La división de la burguesía estadunidense tiene muchas aristas y temas, pero en gran medida se expresa en las alianzas internas de cada bloque. El predominio de los demócratas sobre los sindicatos se ha derrumbado, pero no sólo en algunas cúpulas de éstos, sino en las bases que prefieren apoyar la convocatoria a la defensa de los empleos y, consecuentemente, al control de la migración y las importaciones. Lo mismo ocurre con muchos agricultores respecto a la defensa de los precios de sus productos.

Para los críticos de la tradicional relación de poder, hay que dar la pelea por lo propio, cobrar a otros países una buena parte de los gastos de la “defensa mundial” y bloquear las presiones internacionales en varias materias, incluyendo el tema del medio ambiente. La relanzada derecha estadunidense reclama una nueva independencia del país en un sentido más integral.

Por el otro lado, la burguesía liberal tradicional cree que es posible administrarlo todo nuevamente sin necesidad de ir al choque con la mayor parte del mundo y que el libre comercio puede seguir siendo benéfico, tal como lo fue durante las últimas décadas.

En paralelo a esta confrontación, ha resurgido el movimiento de los afroamericanos en favor del respeto a sus derechos y en contra de la discriminación, al tiempo que los mexicanos han empezado a jugar un papel político relevante en medio del choque dentro de la vieja clase dominante.

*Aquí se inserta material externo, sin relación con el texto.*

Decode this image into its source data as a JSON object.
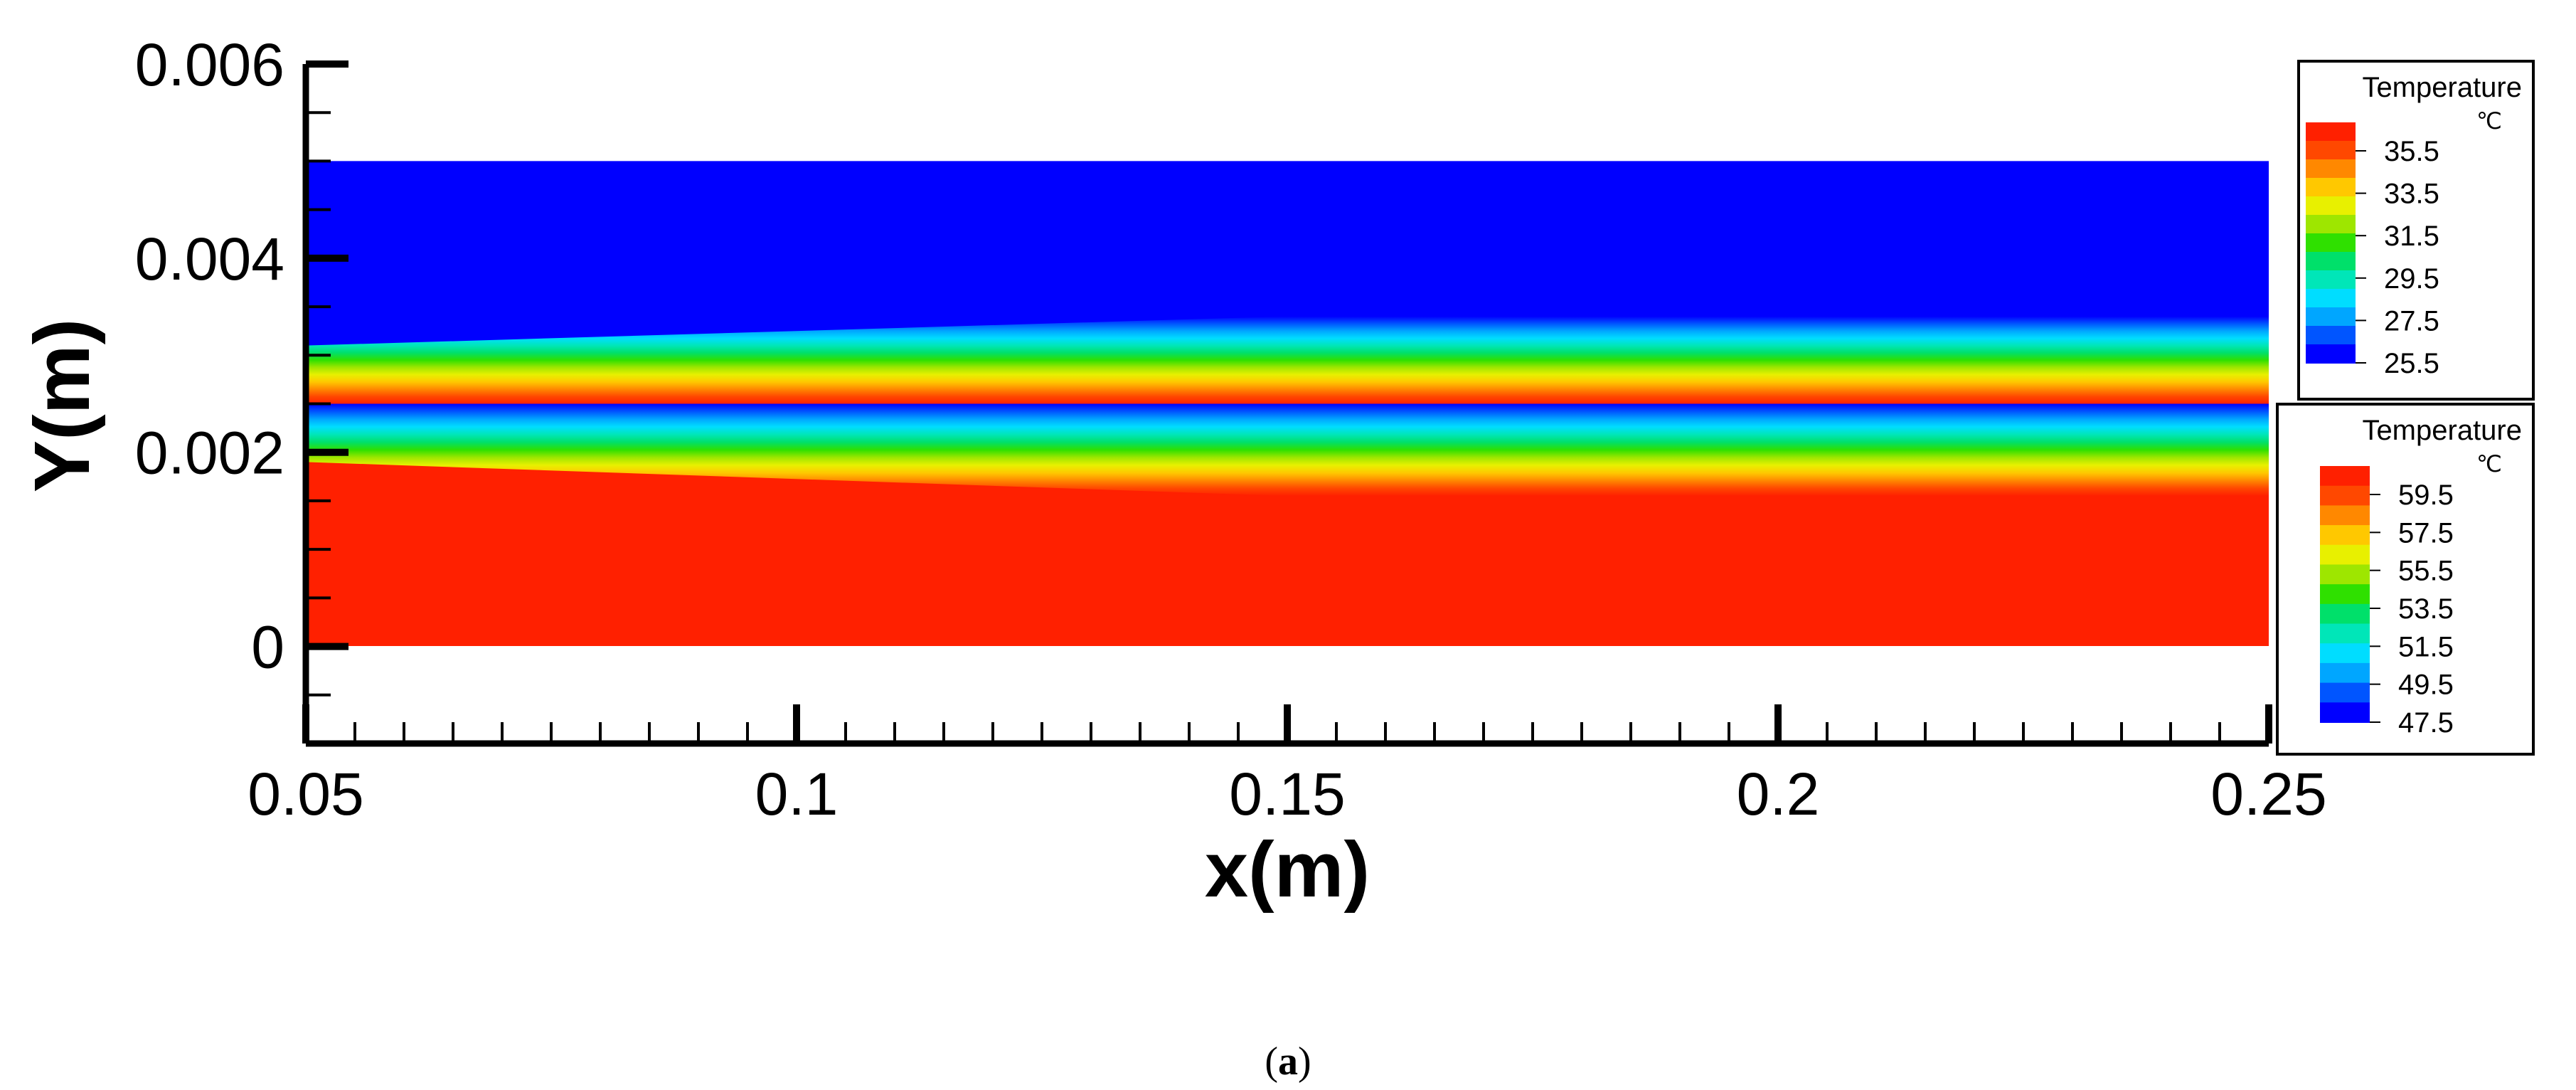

El dato más interesante y quizá más trascedente desde un punto de vista sociológico es el surgimiento de una corriente de socialismo democrático a nivel de todo el país, encabezada por Bernie Sanders, que ha llegado a tener una dimensión de masas con una militancia marcadamente juvenil y con un programa contrario al monopolio político de los grandes capitalistas, vistos éstos en su conjunto. Desde ahí se lucha contra los políticos demócratas y republicanos, aunque en la contienda electoral final esos socialistas hayan tenido que votar en favor del menos malo o en contra del peor. La confrontación dentro de la sociedad estadunidense no tiene los dos polos de los que hablan las recientes elecciones. Ambos extremos son abigarrados resúmenes de un fenómeno mucho más amplio. El choque de Donald Trump y Joe Biden ha sido una manera en que se expresa tal confrontación, pero hay varios frentes.

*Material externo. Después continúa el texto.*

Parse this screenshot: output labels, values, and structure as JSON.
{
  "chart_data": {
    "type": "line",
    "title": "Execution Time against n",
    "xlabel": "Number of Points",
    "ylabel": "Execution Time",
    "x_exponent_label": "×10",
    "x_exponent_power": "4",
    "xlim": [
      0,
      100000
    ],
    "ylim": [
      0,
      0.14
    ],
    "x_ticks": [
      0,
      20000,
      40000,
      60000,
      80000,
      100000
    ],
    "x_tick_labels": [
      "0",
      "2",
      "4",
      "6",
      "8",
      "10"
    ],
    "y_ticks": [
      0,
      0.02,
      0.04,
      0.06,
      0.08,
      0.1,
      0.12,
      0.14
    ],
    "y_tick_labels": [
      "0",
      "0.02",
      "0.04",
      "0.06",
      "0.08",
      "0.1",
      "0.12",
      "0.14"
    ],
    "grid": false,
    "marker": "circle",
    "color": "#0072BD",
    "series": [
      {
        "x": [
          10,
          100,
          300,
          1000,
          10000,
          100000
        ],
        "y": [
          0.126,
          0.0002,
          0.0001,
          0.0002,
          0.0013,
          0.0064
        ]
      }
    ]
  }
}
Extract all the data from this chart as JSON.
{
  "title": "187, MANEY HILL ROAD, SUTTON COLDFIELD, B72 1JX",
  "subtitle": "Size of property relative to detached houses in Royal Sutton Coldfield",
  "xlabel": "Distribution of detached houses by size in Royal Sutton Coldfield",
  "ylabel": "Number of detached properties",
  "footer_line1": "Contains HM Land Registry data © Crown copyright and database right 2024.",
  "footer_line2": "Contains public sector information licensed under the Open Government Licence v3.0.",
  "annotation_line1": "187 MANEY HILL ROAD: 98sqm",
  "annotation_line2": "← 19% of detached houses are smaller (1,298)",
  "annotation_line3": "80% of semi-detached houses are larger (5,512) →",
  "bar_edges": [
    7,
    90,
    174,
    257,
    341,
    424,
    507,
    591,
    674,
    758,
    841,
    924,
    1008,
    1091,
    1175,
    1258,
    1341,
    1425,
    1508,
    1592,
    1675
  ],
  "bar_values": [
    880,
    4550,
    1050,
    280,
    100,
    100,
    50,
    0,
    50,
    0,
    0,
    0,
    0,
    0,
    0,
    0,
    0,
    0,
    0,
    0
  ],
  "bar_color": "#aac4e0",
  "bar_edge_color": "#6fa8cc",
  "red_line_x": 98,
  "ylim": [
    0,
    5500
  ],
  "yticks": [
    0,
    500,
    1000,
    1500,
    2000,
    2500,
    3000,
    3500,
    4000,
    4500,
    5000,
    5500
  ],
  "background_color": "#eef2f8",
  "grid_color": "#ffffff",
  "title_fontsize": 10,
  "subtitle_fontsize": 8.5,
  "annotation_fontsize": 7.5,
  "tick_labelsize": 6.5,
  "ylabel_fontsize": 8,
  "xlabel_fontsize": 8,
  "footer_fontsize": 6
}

Estados Unidos tiene que resolver los problemas de su propia integración y de sus relaciones con el resto del mundo. Pero esto no va a ocurrir sin que las clases sociales y los sectores étnicos y nacionales lleguen a un acuerdo global. El gran escollo es la existencia de diferentes programas económicos, pues en cada uno de ellos se amarran la distribución interna del ingreso y el uso de los excedentes, en el marco de la competencia internacional del país. En especial, han ido tomando mucha fuerza los temas de educación, salud y política fiscal.

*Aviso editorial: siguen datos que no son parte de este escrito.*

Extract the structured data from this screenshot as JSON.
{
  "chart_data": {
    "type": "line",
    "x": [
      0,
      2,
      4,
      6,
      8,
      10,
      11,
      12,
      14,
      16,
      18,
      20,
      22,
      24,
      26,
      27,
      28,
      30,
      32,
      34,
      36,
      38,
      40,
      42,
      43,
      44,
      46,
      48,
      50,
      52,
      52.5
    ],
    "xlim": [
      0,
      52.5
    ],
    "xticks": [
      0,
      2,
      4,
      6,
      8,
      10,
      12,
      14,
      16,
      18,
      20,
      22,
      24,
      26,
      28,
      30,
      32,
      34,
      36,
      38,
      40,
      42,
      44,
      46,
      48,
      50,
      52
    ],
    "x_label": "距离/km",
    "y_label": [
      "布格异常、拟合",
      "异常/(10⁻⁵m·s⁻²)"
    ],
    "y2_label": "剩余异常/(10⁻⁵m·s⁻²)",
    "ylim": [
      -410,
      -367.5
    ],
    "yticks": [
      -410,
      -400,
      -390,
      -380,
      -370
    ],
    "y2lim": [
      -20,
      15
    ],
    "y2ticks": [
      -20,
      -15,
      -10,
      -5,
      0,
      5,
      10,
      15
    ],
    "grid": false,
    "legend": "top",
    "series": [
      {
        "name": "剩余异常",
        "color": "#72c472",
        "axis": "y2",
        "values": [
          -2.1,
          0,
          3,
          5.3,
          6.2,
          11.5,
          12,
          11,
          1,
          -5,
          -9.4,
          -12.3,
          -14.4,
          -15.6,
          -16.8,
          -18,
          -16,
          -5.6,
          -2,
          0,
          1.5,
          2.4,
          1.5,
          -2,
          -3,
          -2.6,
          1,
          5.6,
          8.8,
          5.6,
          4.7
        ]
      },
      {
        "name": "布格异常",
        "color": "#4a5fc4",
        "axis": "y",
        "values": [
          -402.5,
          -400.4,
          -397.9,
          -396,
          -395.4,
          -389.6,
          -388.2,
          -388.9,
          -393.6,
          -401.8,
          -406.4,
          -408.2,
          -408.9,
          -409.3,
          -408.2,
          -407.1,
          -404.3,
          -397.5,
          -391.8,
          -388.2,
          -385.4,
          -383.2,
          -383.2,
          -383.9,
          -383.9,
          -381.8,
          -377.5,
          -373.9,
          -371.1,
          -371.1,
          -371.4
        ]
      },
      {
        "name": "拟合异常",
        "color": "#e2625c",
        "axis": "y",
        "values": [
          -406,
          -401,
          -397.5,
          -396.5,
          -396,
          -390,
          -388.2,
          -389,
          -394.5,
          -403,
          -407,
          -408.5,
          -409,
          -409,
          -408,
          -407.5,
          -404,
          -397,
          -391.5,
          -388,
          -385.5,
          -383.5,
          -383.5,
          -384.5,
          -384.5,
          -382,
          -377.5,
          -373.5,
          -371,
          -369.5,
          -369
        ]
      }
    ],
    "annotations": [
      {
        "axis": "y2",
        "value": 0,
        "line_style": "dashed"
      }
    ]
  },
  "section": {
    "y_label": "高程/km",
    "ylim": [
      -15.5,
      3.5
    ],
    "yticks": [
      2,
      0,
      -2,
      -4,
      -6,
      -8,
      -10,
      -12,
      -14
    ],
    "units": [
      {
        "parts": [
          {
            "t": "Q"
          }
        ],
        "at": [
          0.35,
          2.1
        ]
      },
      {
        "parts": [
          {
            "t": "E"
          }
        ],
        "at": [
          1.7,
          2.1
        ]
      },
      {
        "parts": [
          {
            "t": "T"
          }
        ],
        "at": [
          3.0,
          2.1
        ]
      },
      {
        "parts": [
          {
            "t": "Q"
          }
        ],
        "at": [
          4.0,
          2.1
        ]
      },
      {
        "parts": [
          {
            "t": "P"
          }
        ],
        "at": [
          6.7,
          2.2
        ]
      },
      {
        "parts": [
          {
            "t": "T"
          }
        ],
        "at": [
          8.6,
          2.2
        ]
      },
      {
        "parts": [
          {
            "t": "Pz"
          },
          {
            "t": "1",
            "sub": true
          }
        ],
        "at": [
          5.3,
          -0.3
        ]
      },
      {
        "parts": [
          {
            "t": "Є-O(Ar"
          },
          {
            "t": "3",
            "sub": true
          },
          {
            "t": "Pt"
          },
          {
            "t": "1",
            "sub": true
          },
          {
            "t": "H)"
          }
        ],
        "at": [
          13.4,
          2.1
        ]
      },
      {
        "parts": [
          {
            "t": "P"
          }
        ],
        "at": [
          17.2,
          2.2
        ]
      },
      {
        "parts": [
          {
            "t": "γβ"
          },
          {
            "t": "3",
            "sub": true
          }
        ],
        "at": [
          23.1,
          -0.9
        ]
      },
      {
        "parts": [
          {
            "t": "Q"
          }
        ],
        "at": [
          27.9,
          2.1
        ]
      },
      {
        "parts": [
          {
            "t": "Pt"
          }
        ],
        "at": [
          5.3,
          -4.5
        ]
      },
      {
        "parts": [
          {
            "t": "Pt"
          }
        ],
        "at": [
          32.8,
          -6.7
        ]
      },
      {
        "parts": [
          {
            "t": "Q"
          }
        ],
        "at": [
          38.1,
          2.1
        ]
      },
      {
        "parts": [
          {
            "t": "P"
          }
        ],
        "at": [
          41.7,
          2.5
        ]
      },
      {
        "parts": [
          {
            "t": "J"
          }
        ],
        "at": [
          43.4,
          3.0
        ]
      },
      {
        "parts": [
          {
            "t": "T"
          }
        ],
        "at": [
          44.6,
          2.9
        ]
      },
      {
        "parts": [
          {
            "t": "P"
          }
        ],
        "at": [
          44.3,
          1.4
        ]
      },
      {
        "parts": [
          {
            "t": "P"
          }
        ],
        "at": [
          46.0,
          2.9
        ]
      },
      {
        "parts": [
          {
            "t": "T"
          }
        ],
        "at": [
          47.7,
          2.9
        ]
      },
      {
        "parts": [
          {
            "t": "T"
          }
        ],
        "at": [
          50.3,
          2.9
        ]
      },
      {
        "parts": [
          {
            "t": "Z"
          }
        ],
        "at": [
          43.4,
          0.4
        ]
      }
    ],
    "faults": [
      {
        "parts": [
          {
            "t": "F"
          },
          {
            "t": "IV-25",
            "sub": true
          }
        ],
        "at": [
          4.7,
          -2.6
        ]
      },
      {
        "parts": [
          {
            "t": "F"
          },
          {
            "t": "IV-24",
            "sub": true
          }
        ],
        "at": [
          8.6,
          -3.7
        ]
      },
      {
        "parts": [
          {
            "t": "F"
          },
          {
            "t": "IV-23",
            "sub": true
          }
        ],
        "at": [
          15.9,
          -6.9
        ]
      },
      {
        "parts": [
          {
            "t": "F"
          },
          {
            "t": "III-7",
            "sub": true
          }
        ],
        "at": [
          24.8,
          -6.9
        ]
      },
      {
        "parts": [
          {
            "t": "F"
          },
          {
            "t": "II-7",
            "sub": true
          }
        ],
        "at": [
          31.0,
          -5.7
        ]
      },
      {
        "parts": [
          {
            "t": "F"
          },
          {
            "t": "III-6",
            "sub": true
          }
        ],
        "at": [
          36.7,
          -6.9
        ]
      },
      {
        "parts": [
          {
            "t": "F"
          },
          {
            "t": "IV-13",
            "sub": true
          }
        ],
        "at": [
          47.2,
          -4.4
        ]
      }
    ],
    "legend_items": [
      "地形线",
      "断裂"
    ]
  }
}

Al parecer, llegará a la Casa Blanca una persona que no conmueve a nadie verdaderamente. Es el personaje al que le tocó expresar el rechazo al actual presidente. Es suficiente por lo pronto precisar lo que se repele, peroal rato será por completo insuficiente. Más allá de la coyuntura, Estados Unidos seguirá adentrándose en su confrontación interna y su inadecuación mundial.